Arrimés sous l’avion, des réservoirs supplémentaires pour cette très longue mission de 2 400 kilomètres, quatre missiles Mica, pour détruire un éventuel avion ennemi, et un système de bombardement AASM (Armement Air-Sol modulaire). Il y a deux façons au moins pour larguer, les 6 bombes de 250 kilos. Le premier appareil peut « éclairer » la cible au sol par laser, un signal sur lequel le deuxième cale son tir. L’autre méthode utilise les coordonnées GPS récoltées par les avions espions et enregistrées dans le cerveau du chasseur. A 70 kilomètres de la cible, la bombe, autopropulsée, va frapper à coup sûr.
A condition qu’il n’y ait pas eu d’erreur humaine sur la nature militaire de la cible qui tuerait des civils que… l’intervention veut protéger. En bas, le SOUDAN conducteur du char T72 ou du transport de troupes n’entendra jamais le bruit des réacteurs du chasseur qui lui apporte une mort silencieuse.
A bord du Rafale, à 25 000 pieds d’altitude, les pilotes de Saint-Dizier enclenchent leur dispositif de tir. Ce matin-là, entre 5 heures et 7 heures du matin, les raids font monter le désert vers le ciel. Tourelles de tanks décapsulés par le souffle, métal calciné par le feu… 14 chars, 20 véhicules blindés de transport, deux camions lance-roquettes et des dizaines de pick-up sont littéralement pétrifiés.

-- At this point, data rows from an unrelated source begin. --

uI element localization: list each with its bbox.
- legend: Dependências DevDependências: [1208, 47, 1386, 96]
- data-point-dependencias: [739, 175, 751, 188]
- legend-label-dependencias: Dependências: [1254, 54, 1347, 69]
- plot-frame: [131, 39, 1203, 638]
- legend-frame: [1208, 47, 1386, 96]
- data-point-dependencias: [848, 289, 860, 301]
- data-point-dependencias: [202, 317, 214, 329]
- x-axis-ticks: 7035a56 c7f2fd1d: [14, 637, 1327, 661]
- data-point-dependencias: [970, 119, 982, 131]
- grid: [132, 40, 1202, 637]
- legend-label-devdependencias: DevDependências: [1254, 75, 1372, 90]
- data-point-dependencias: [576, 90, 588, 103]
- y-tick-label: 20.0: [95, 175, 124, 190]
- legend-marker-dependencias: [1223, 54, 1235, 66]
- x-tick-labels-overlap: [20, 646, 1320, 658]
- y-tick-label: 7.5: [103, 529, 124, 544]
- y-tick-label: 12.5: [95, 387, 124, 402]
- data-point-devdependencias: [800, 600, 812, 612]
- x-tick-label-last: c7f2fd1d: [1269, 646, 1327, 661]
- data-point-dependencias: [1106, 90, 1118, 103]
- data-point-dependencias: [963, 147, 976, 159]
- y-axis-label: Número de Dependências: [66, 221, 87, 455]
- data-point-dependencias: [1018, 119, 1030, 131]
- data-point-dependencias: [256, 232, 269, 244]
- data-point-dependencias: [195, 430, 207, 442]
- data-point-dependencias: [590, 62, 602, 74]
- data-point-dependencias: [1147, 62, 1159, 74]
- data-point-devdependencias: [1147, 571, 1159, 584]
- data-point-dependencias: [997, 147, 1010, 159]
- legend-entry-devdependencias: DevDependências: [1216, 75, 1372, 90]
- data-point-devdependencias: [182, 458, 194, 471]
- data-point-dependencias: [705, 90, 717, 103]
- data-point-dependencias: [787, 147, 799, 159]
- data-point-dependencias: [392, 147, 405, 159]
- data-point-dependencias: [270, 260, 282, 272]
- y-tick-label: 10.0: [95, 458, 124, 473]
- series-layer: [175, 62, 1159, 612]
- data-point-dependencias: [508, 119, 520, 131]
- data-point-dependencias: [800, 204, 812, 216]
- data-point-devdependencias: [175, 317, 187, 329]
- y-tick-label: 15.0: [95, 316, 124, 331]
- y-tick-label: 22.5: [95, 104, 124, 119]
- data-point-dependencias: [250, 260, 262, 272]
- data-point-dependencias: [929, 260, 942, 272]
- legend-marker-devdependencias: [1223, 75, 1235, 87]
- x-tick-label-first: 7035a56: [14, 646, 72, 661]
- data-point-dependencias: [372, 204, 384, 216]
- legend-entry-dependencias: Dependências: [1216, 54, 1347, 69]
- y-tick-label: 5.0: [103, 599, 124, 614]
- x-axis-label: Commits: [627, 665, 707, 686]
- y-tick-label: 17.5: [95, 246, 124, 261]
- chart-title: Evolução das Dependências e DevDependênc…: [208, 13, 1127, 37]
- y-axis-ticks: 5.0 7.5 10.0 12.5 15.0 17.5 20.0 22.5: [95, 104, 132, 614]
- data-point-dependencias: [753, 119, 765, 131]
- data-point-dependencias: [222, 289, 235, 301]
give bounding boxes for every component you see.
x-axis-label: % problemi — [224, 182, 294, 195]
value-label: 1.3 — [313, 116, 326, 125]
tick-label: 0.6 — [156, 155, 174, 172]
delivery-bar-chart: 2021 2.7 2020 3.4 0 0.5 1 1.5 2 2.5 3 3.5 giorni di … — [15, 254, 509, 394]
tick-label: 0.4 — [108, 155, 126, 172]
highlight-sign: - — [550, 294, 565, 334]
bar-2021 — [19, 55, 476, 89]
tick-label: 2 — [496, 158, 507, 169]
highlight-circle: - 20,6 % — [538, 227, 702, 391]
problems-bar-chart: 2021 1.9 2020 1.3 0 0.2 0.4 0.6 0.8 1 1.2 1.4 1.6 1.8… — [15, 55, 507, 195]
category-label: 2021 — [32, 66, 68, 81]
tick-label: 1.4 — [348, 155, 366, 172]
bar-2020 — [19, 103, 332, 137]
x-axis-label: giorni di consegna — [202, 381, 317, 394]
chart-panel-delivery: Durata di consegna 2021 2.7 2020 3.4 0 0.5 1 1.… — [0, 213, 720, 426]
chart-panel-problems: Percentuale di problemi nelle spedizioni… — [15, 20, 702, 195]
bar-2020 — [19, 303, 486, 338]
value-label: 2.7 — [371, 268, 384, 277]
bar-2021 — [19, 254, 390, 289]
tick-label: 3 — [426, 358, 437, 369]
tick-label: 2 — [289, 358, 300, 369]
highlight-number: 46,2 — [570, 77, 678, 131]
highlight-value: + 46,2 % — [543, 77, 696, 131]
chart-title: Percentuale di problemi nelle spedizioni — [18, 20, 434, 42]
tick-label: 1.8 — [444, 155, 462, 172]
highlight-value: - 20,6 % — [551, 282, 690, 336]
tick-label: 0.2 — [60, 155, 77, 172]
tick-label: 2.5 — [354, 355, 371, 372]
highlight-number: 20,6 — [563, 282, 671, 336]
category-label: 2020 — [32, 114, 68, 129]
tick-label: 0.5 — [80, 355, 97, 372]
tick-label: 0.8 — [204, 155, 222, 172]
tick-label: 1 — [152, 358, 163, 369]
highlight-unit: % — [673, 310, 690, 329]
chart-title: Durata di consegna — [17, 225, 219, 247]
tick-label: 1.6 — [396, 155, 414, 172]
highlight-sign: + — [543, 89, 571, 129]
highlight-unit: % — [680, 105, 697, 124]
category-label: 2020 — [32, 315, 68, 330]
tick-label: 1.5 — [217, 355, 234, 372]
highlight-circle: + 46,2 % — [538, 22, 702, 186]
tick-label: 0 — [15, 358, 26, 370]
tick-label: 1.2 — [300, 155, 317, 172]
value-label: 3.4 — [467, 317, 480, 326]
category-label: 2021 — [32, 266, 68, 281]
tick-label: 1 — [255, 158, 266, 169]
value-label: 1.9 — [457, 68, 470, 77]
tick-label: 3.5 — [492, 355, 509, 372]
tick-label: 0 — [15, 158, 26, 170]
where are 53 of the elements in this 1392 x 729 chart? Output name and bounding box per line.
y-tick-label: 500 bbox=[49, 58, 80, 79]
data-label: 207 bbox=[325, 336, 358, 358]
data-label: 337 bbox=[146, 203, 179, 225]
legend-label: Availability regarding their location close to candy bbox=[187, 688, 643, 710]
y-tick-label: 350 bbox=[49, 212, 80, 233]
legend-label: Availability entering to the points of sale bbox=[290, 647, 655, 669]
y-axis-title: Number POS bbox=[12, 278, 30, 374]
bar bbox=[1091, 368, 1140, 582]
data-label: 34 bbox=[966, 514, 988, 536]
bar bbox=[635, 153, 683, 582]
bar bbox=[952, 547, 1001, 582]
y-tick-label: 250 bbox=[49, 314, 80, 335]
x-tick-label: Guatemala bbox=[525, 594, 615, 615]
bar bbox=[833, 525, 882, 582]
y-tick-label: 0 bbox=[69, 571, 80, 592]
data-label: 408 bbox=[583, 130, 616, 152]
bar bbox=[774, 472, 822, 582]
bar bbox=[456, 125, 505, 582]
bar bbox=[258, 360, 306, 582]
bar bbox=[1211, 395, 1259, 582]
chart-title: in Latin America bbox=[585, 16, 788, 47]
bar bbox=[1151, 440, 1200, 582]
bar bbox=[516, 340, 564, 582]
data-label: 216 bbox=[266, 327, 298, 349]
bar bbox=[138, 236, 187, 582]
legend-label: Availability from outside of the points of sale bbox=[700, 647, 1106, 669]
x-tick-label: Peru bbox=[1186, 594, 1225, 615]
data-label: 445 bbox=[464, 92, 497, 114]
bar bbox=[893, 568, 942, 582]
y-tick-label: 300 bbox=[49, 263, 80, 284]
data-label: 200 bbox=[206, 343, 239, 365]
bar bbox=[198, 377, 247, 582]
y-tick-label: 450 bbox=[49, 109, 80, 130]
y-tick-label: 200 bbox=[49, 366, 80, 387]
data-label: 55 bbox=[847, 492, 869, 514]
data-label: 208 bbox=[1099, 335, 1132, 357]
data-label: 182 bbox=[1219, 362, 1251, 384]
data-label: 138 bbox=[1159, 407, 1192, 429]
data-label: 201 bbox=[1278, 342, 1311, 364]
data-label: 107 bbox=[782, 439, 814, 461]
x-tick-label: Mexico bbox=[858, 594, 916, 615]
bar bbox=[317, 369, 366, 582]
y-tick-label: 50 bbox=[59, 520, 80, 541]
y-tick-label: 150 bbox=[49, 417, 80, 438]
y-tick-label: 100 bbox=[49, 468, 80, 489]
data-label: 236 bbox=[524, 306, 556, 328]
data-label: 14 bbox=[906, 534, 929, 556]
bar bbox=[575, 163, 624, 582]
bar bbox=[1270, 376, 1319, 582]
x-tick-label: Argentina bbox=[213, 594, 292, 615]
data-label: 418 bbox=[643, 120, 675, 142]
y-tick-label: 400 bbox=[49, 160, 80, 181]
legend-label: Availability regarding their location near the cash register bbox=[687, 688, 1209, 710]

Eparpillés dans les dunes sales, des dizaines et des dizaines de corpsde soldats gisent, tués sur le coup, dans leur treillis vert du régime. La mission est réussie et l’objectif psychologique atteint. Reste le plus dur, le plus long, la bataille au sol. Et celle-là devra être menée par les rebelles eux-mêmes, les Libyens.